We looked at the Taoist master as if asking for an opinion. He returned our gaze as if telling us to continue. No one knew what else to say. A very shy young woman from Madrid reminded us that the last sentence had not been addressed. A cut without incision is needed. The symphony of heaven. The students looked at each other and nobody dared to say anything. The young woman limited herself to saying that it was difficult to understand the image of a cut without incision. How can one cut without separating? she questioned. Li Tzu took a sip of tea and explained, “With love.”

“Love is the bond that binds everything and everyone. You can leave, no matter when or where to; love will hold us together in memories and longing until the time of reunion. Time and space are fictitious dimensions incapable of separating those who love each other. I am me, you are you; each person with their own personality and individuation, with our own journey and trajectory, with their own looks and choices, with their own pains and delights, together and apart, sweet and sour, expansion and contraction, smiles and tears. When I get disoriented in the world, love shows me the direction; when I get lost from myself, I find myself in love.”

“Without love all is but illusion. There is no good, none of the virtues are sustained. All knowledge proves useless. The absence of love is the antithesis of universal laws because it teaches nothing, because no transformation can be brought about, because it denies evolution.

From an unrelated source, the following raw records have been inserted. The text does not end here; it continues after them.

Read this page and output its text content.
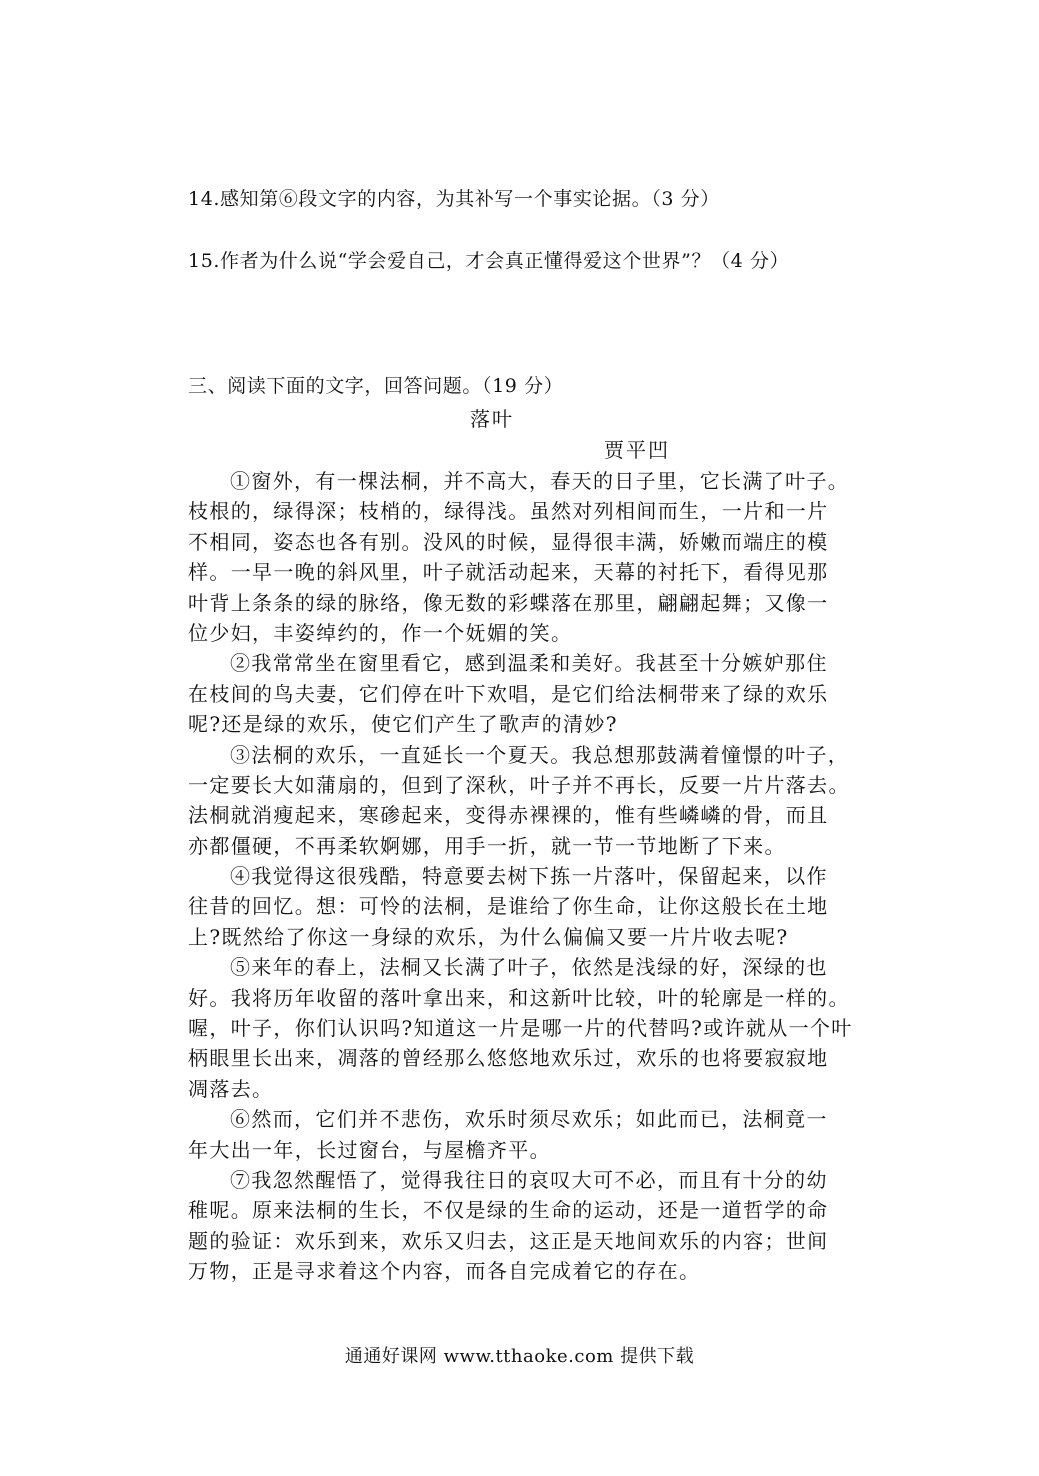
14.感知第⑥段文字的内容，为其补写一个事实论据。（3 分）
15.作者为什么说“学会爱自己，才会真正懂得爱这个世界”？（4 分）
三、阅读下面的文字，回答问题。（19 分）
落叶
贾平凹
①窗外，有一棵法桐，并不高大，春天的日子里，它长满了叶子。
枝根的，绿得深；枝梢的，绿得浅。虽然对列相间而生，一片和一片
不相同，姿态也各有别。没风的时候，显得很丰满，娇嫩而端庄的模
样。一早一晚的斜风里，叶子就活动起来，天幕的衬托下，看得见那
叶背上条条的绿的脉络，像无数的彩蝶落在那里，翩翩起舞；又像一
位少妇，丰姿绰约的，作一个妩媚的笑。
②我常常坐在窗里看它，感到温柔和美好。我甚至十分嫉妒那住
在枝间的鸟夫妻，它们停在叶下欢唱，是它们给法桐带来了绿的欢乐
呢?还是绿的欢乐，使它们产生了歌声的清妙?
③法桐的欢乐，一直延长一个夏天。我总想那鼓满着憧憬的叶子，
一定要长大如蒲扇的，但到了深秋，叶子并不再长，反要一片片落去。
法桐就消瘦起来，寒碜起来，变得赤裸裸的，惟有些嶙嶙的骨，而且
亦都僵硬，不再柔软婀娜，用手一折，就一节一节地断了下来。
④我觉得这很残酷，特意要去树下拣一片落叶，保留起来，以作
往昔的回忆。想：可怜的法桐，是谁给了你生命，让你这般长在土地
上?既然给了你这一身绿的欢乐，为什么偏偏又要一片片收去呢?
⑤来年的春上，法桐又长满了叶子，依然是浅绿的好，深绿的也
好。我将历年收留的落叶拿出来，和这新叶比较，叶的轮廓是一样的。
喔，叶子，你们认识吗?知道这一片是哪一片的代替吗?或许就从一个叶
柄眼里长出来，凋落的曾经那么悠悠地欢乐过，欢乐的也将要寂寂地
凋落去。
⑥然而，它们并不悲伤，欢乐时须尽欢乐；如此而已，法桐竟一
年大出一年，长过窗台，与屋檐齐平。
⑦我忽然醒悟了，觉得我往日的哀叹大可不必，而且有十分的幼
稚呢。原来法桐的生长，不仅是绿的生命的运动，还是一道哲学的命
题的验证：欢乐到来，欢乐又归去，这正是天地间欢乐的内容；世间
万物，正是寻求着这个内容，而各自完成着它的存在。
通通好课网 www.tthaoke.com 提供下载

Without love the other plenitudes fall apart in thin air”.

“Love helps without dominating; it teaches without enslaving; it nourishes without causing dependence. Love forges the foundations of life, strengthens the spirit and develops its wings. No flight to the stars is possible without love.”

“In the beginning, there is love; at the end, only love. Without love there is no path and no destination.”

“Love soothes and excites me. Love enlightens and protects me.” He arched his eyebrows to add, “Love protects me from myself.”

“Love allows me to be the walker, the road and a safe place; at the same time. I live by the love I feel; through my love I allow others to live in me as well. Thus, I can be the whole world by welcoming the whole world into my heart. I will lack nothing.”

“Love is communion. A common-union.”

“The love I have is only the love I feel; the love I feel is only the love I offer. The love I give you allows you to be with me. In the same diapason, the love I receive from you, though it is yours, enables me to be with you. In this way we are bigger and stronger. We find new meaning; each being is unique, but you can let everyone walk through you on the road of love.”

“Like musicians in the same orchestra, together and apart, each with their own instrument, with the same score, in harmonious stellar symphony. The symphony of heaven.”

Absolute silence. I could see tears bathing smiles; it was pure enchantment. No words could translate the feeling that enveloped everyone. The whole world seemed to fit in that kitchen. Love grants this power in relation to life; it reveals the universe in me. One by one, the students said goodbye to the Taoist master. Alone, Li Tzu, without saying anything, made a sign for me to leave as well. I had to move on to begin a new cycle of learning, transmutation and sharing. Contraction and expansion; Yin and Yang. This was the Tao; the Tao explains life. Life is love. Love, so intimate and so unknown.